AN obvious way forward would be to help finance a centralised or greater childcare provision, and this is one of the next stages of the project to be assessed. As with everything with the Racing Home any new ideas or plans will be properly researched.

“We’re now getting the data around that, and, as before, we’re also looking at areas of good practice, seeing how it can be done,” outlines Merson.

“And then we will seriously sit down with Racing Welfare and various stakeholders to see what is possible, see whether it should be a central provision or not and how that would work. I don’t want to pre-empt ideas, but once we’ve got the data, definitely it is very important.”

What that has shone out in the work is the cross-industry collaboration that has been achieved taking different views on board and moving forwards with all sides to achieve resolution.
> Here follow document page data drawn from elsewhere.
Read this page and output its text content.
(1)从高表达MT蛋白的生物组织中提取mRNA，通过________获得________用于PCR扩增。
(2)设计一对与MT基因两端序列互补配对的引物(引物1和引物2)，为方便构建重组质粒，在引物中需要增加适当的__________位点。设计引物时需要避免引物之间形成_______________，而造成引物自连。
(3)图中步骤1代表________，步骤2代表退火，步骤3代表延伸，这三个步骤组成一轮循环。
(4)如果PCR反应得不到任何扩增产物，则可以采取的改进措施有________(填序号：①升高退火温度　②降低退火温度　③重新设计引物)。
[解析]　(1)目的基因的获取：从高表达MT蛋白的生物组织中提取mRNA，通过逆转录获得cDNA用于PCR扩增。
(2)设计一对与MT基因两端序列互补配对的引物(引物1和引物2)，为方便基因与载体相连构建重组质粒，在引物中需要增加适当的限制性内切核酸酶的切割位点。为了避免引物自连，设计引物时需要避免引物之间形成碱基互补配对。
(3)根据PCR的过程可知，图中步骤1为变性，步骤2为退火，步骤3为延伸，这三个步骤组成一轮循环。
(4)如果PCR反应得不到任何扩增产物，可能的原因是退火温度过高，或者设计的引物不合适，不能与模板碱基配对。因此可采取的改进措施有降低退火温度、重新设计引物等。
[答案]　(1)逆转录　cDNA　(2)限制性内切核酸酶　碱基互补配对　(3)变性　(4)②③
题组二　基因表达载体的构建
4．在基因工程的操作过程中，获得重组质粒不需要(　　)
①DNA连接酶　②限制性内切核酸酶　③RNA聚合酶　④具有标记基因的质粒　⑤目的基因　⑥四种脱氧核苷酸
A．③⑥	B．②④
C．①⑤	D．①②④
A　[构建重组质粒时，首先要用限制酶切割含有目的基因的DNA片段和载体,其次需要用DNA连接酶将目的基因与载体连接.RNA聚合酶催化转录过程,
“We spoke to a lot of stakeholders right at the implementation and scoping stage to get their buy-in.

“It’s has been so wonderful to behold how well it can work when people are working for the common good.

“And, yes it really has been like working in a different industry!” reports the highly proactive Merson who has sat on various racing boards. “Yes, we’ve had massive dissenting views, but, instead of that being attritional, it’s been okay. People have asked instead, ‘How are we going to get around this one?’ Each area of potential conflict has been a new start for finding another way of doing things.”

The final question does revolve around the proactive nature of our industry and surely whether “racing” itself, through its own central organisations, should have enacted a lot of this a long time ago

But as Merson says if this had not been discussed then who was ever to know there ever was an issue?

“I don’t think we can blame the industry for that – if nobody was going to talk about it then how could the industry be aware that there was a problem?” she reasons. “I think the secret is to get people talking openly, then we can say yes, there is a problem, let’s address it.

“The old traditional culture wouldn’t let this be a conversation so we’re now changing into a more modern and sustainable culture.”

Maybe a modus operandi for the future governance and management in a broader context for the sport, which as we go to press once again appears to be under pressure.

Comment from Women in Racing

Tallulah Lewis

“WOMEN IN RACING is incredibly proud to have launched the Racing Home Project with three key initiatives, which aim to have immediate impact on the lives of all working parents.

“These initiatives have been identified as some of the serious challenges faced by mothers and parents working in the horseracing industry. To be able to develop and launch meaningful solutions that will positively impact the working lives of many and enhancing quality of life, is hugely rewarding.

“Our gratitude to Racing Foundation and Kindred Group for their foresight in sponsoring the Racing Home Project, the stakeholders who have worked alongside us to launch Racing Home and all the women who contributed to its findings. We believe that these initiatives will bring significant positive change to many people’s lives.”